It’s hard to imagine now, but twelve years ago I was living a block away from one of the busiest freeway intersections in the Twin Cities and directly under an airport flight path. I was burnt out working odd jobs, and my dog’s hip problems had gotten so bad there was a euthanasia date marked on my calendar. I was a wreck. It was clear that something needed to change: So I drew a circle on the map and started to look for a place to rent within that hour’s drive. What I found was a quiet old farmhouse on one acre of land in rural Le Sueur County. There were foggy morning sunrises, gravel roads and a community of farmers. I felt something in me settle. I was home.
The farmhouse I rented was owned by Jean and Dean Braatz who lived just across the way with their four children. They were then just beginning what would become a successful CSA business and spent their workday and their free time in the soil — planting, weeding, irrigating, tilling — learning through trial and error, all the while with their children by their side. The farm was a business for the parents, a game for the kids, and a classroom for all. It was a thing of beauty to behold.
I was inspired, to put it mildly. I planted and tended my first farm garden. I canned jams, made cider, froze garden veggies, and experimented with baking. I was healthy. I was active. I was more excited by my life than I had ever been in the city. And after two years of gardening, and of watching the Braatz farm and family grow, I began the search for a farm of my own.

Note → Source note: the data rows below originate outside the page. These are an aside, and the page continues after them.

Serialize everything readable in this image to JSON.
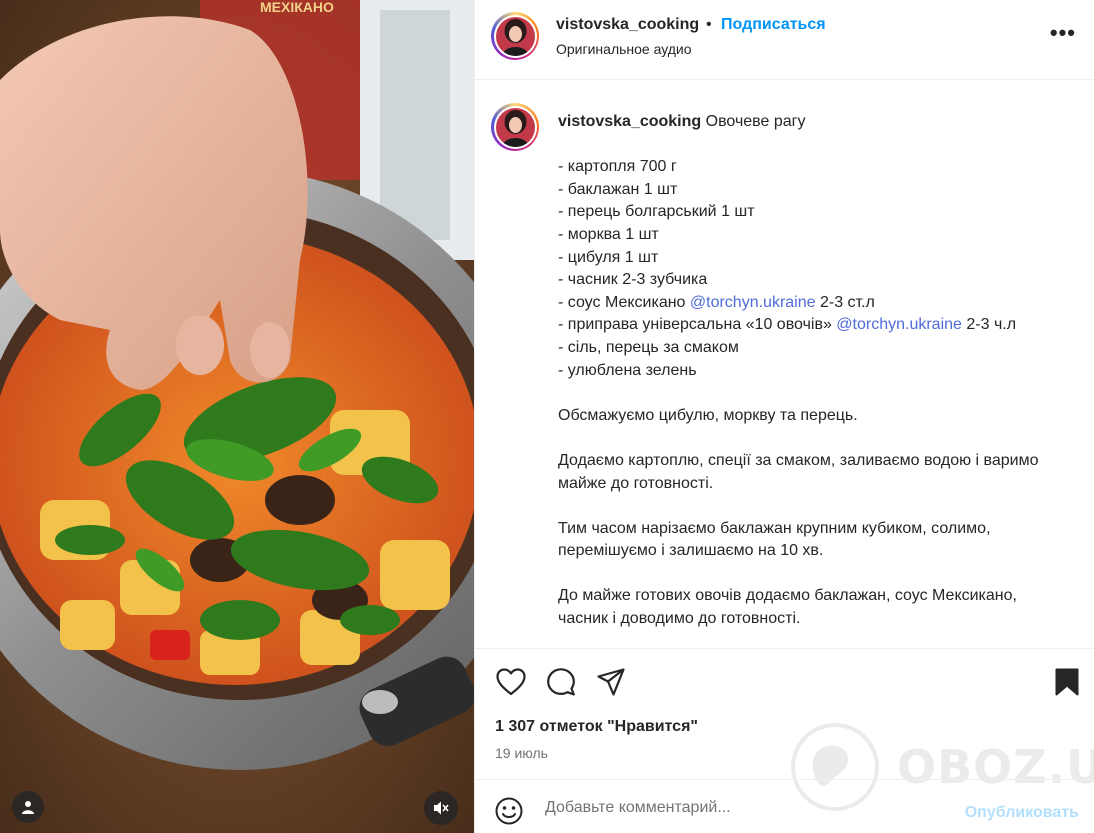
{
  "post": {
    "username": "vistovska_cooking",
    "separator": "•",
    "follow_label": "Подписаться",
    "audio_label": "Оригинальное аудио",
    "more_label": "•••"
  },
  "caption": {
    "username": "vistovska_cooking",
    "title": "Овочеве рагу",
    "ingredients": [
      "- картопля 700 г",
      "- баклажан 1 шт",
      "- перець болгарський 1 шт",
      "- морква 1 шт",
      "- цибуля 1 шт",
      "- часник 2-3 зубчика"
    ],
    "sauce_pre": "- соус Мексикано ",
    "sauce_mention": "@torchyn.ukraine",
    "sauce_post": " 2-3 ст.л",
    "spice_pre": "- приправа універсальна «10 овочів» ",
    "spice_mention": "@torchyn.ukraine",
    "spice_post": " 2-3 ч.л",
    "tail_ingredients": [
      "- сіль, перець за смаком",
      "- улюблена зелень"
    ],
    "step1": "Обсмажуємо цибулю, моркву та перець.",
    "step2_l1": "Додаємо картоплю, спеції за смаком, заливаємо водою і варимо",
    "step2_l2": "майже до готовності.",
    "step3_l1": "Тим часом нарізаємо баклажан крупним кубиком, солимо,",
    "step3_l2": "перемішуємо і залишаємо на 10 хв.",
    "step4_l1": "До майже готових овочів додаємо баклажан, соус Мексикано,",
    "step4_l2": "часник і доводимо до готовності."
  },
  "actions": {
    "likes": "1 307 отметок \"Нравится\"",
    "date": "19 июль"
  },
  "comment": {
    "placeholder": "Добавьте комментарий...",
    "post_label": "Опубликовать"
  },
  "media": {
    "package_text": "МЕХІКАНО"
  },
  "watermark": {
    "text": "OBOZ.UA"
  },
  "colors": {
    "accent": "#0095f6",
    "mention": "#4f6cd8",
    "post_disabled": "#b2dffc",
    "text": "#262626",
    "muted": "#737373"
  }
}
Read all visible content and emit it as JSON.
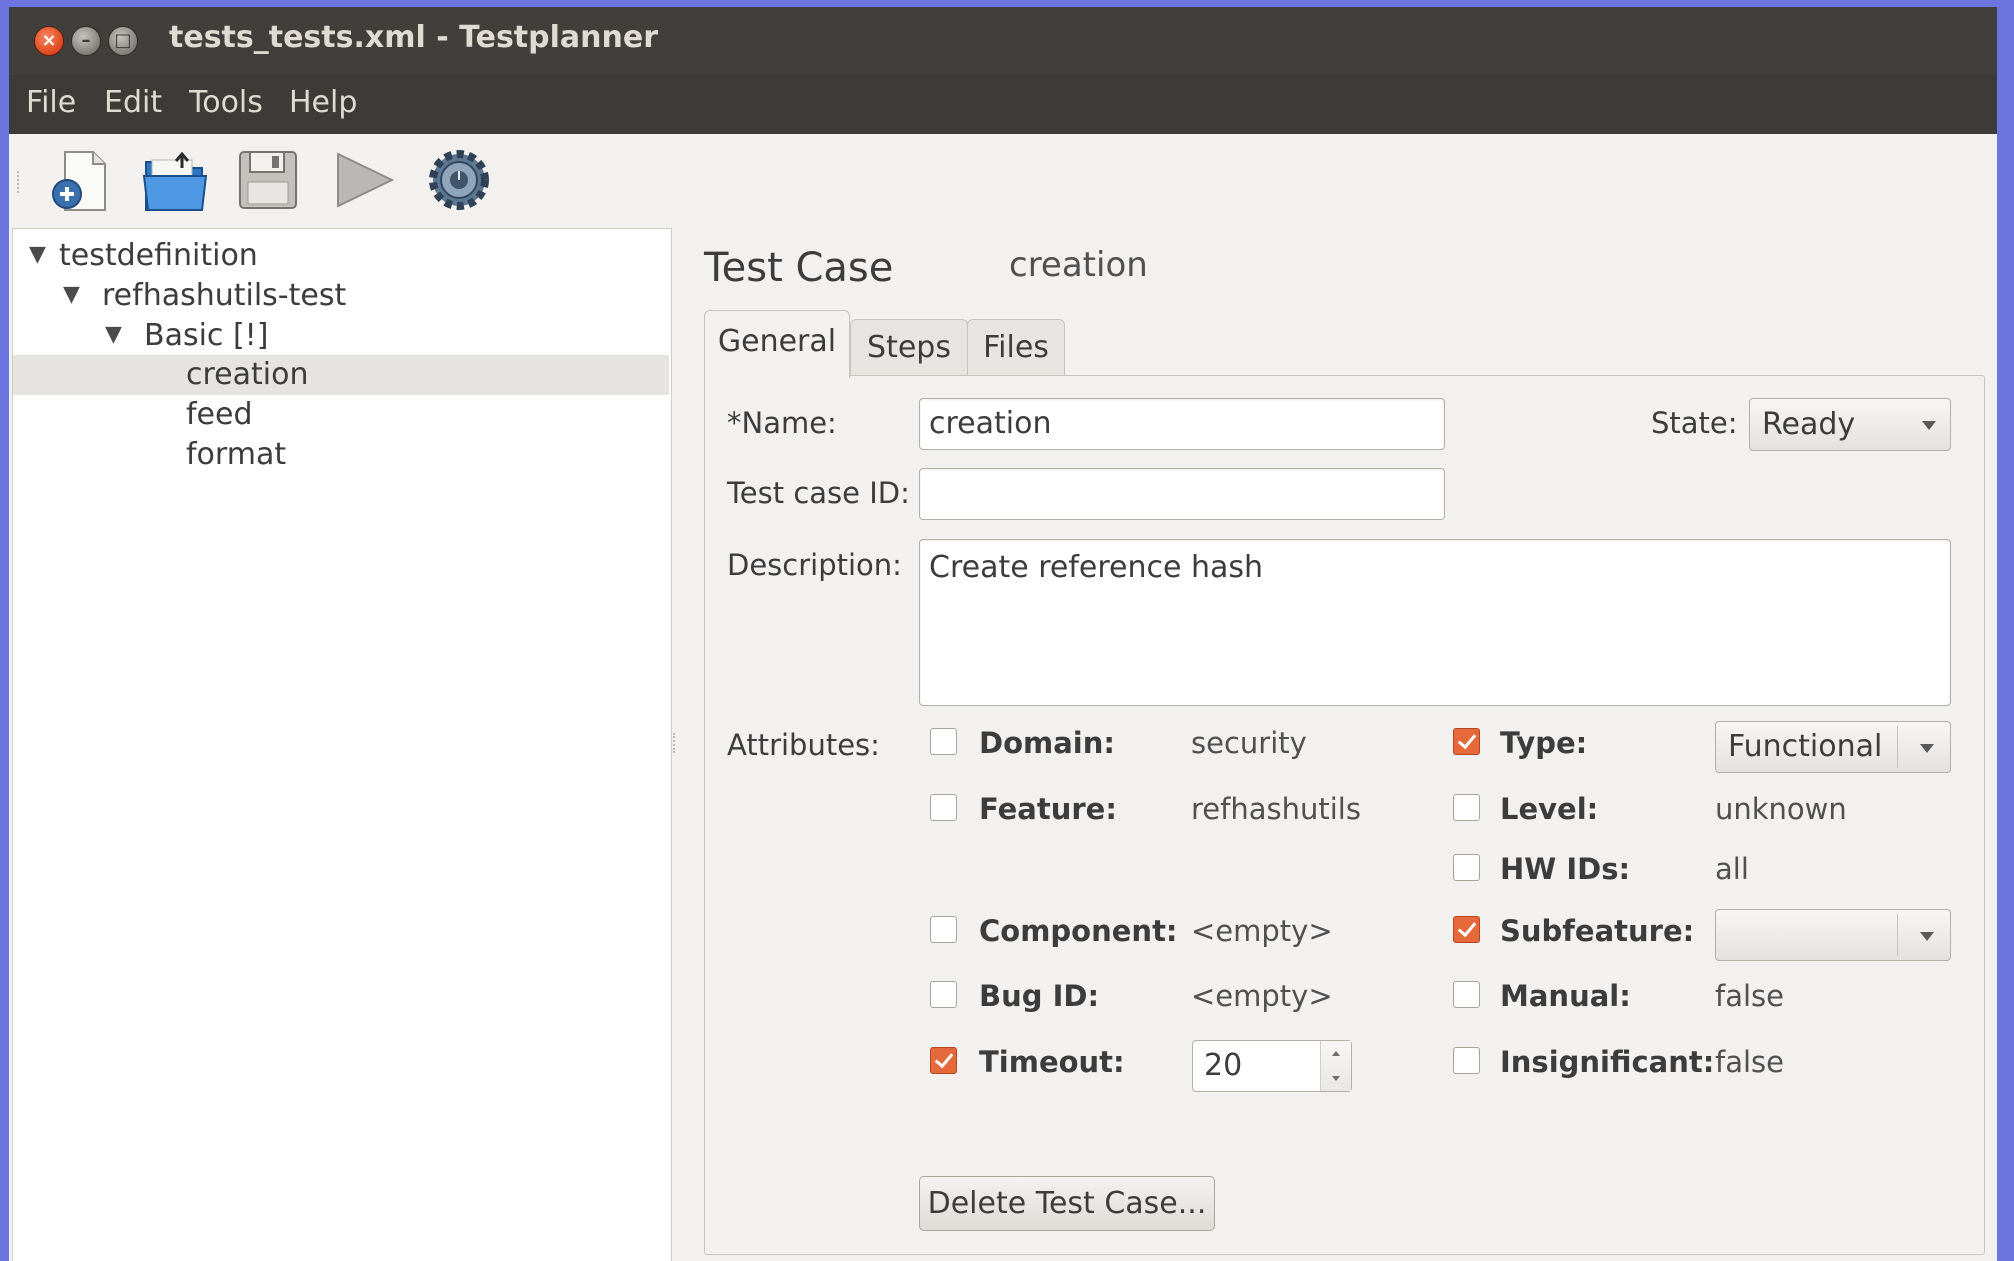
{
  "window": {
    "title": "tests_tests.xml - Testplanner",
    "close_glyph": "×",
    "minimize_glyph": "–",
    "maximize_glyph": "□"
  },
  "menu": [
    "File",
    "Edit",
    "Tools",
    "Help"
  ],
  "toolbar": {
    "items": [
      {
        "icon": "new-file-icon"
      },
      {
        "icon": "open-folder-icon"
      },
      {
        "icon": "save-icon"
      },
      {
        "icon": "run-icon"
      },
      {
        "icon": "settings-icon"
      }
    ]
  },
  "tree": {
    "root": "testdefinition",
    "suite": "refhashutils-test",
    "set": "Basic [!]",
    "cases": [
      "creation",
      "feed",
      "format"
    ],
    "selected": "creation"
  },
  "detail": {
    "heading": "Test Case",
    "heading_value": "creation",
    "tabs": [
      "General",
      "Steps",
      "Files"
    ],
    "active_tab": "General"
  },
  "form": {
    "name_label": "*Name:",
    "name_value": "creation",
    "state_label": "State:",
    "state_value": "Ready",
    "testcase_id_label": "Test case ID:",
    "testcase_id_value": "",
    "description_label": "Description:",
    "description_value": "Create reference hash",
    "attributes_label": "Attributes:",
    "delete_button": "Delete Test Case..."
  },
  "attributes": {
    "domain": {
      "label": "Domain:",
      "value": "security",
      "checked": false
    },
    "feature": {
      "label": "Feature:",
      "value": "refhashutils",
      "checked": false
    },
    "component": {
      "label": "Component:",
      "value": "<empty>",
      "checked": false
    },
    "bug_id": {
      "label": "Bug ID:",
      "value": "<empty>",
      "checked": false
    },
    "timeout": {
      "label": "Timeout:",
      "value": "20",
      "checked": true
    },
    "type": {
      "label": "Type:",
      "value": "Functional",
      "checked": true
    },
    "level": {
      "label": "Level:",
      "value": "unknown",
      "checked": false
    },
    "hw_ids": {
      "label": "HW IDs:",
      "value": "all",
      "checked": false
    },
    "subfeature": {
      "label": "Subfeature:",
      "value": "",
      "checked": true
    },
    "manual": {
      "label": "Manual:",
      "value": "false",
      "checked": false
    },
    "insignificant": {
      "label": "Insignificant:",
      "value": "false",
      "checked": false
    }
  },
  "colors": {
    "accent": "#e5693b",
    "titlebar": "#403f3b",
    "menubar": "#3c3b37",
    "window_bg": "#f2f1f0",
    "desktop": "#6d76e0"
  }
}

I had spent time in southeast Minnesota as a girl, and I began watching for farms available in this familiar countryside. And in the summer of 2010, there it was, just past Daley Creek on Highway 16, a lapsed dairy farm, a for sale sign. Since finding this beautiful farming property I have been hard at work building the soil and my skills, taking every opportunity to learn, connect, and create a place to live and grow and raise my son Sebastian.
Now in many ways, this is a simple story of discovering where I belong, and the person I was to become. And though it is rare for a person to say that they were born with an understanding of their path in life, sometimes, once you arrive, you can see that the signs were pointing you there all along:
I recently rediscovered an elementary school writing assignment I had stashed away: “A letter to our future selves.” And there, scrawled in my 12-year old handwriting, I had written, “When I grow up I want to be a farmer. I want to have lots of animals. My farm would have lots of trees and a big garden.” I am now 39 years old. And as I look out at my flower farm, and the beautiful wooded bluffs stretching up behind my house, I am smiling as I congratulate myself and my 12-year-old self, for getting ourselves exactly where we always wanted to be.
Meet your Farmers
Sarah Mann – farmer, florist, artist, mother
Sarah grew up in St. Paul, Minnesota. After completing her degree in photography and web design at R.I.T. in Rochester, NY, she returned home to Minnesota. In 2008 she moved to a 1-acre farming property in Montgomery, MN where she fell in love with everything rural and began the search for her forever home. The Driftless region of Minnesota called to her, as she had often visited as a girl, and since finding this beautiful farming property in 2010 she has been hard at work building the soil and her skills, taking every opportunity to learn, connect, and create a place to live and grow and raise her son Sebastian. Sarah is also the founder of Driftless Grown, local initiative with a mission of cultivating resilience in rural communities.
Rebecca Sammis – farmer, event planner, lover of all things bluegrass
Rebecca is the newest addition to our farm team and we don’t know what we ever did without her! She tends to the farm with such love and care, and attention to detail – without a doubt our plants are happier knowing she’s around. An avid lover of bluegrass music, songs drift across our fields from her back-pocket speakers creating a playlist to our day.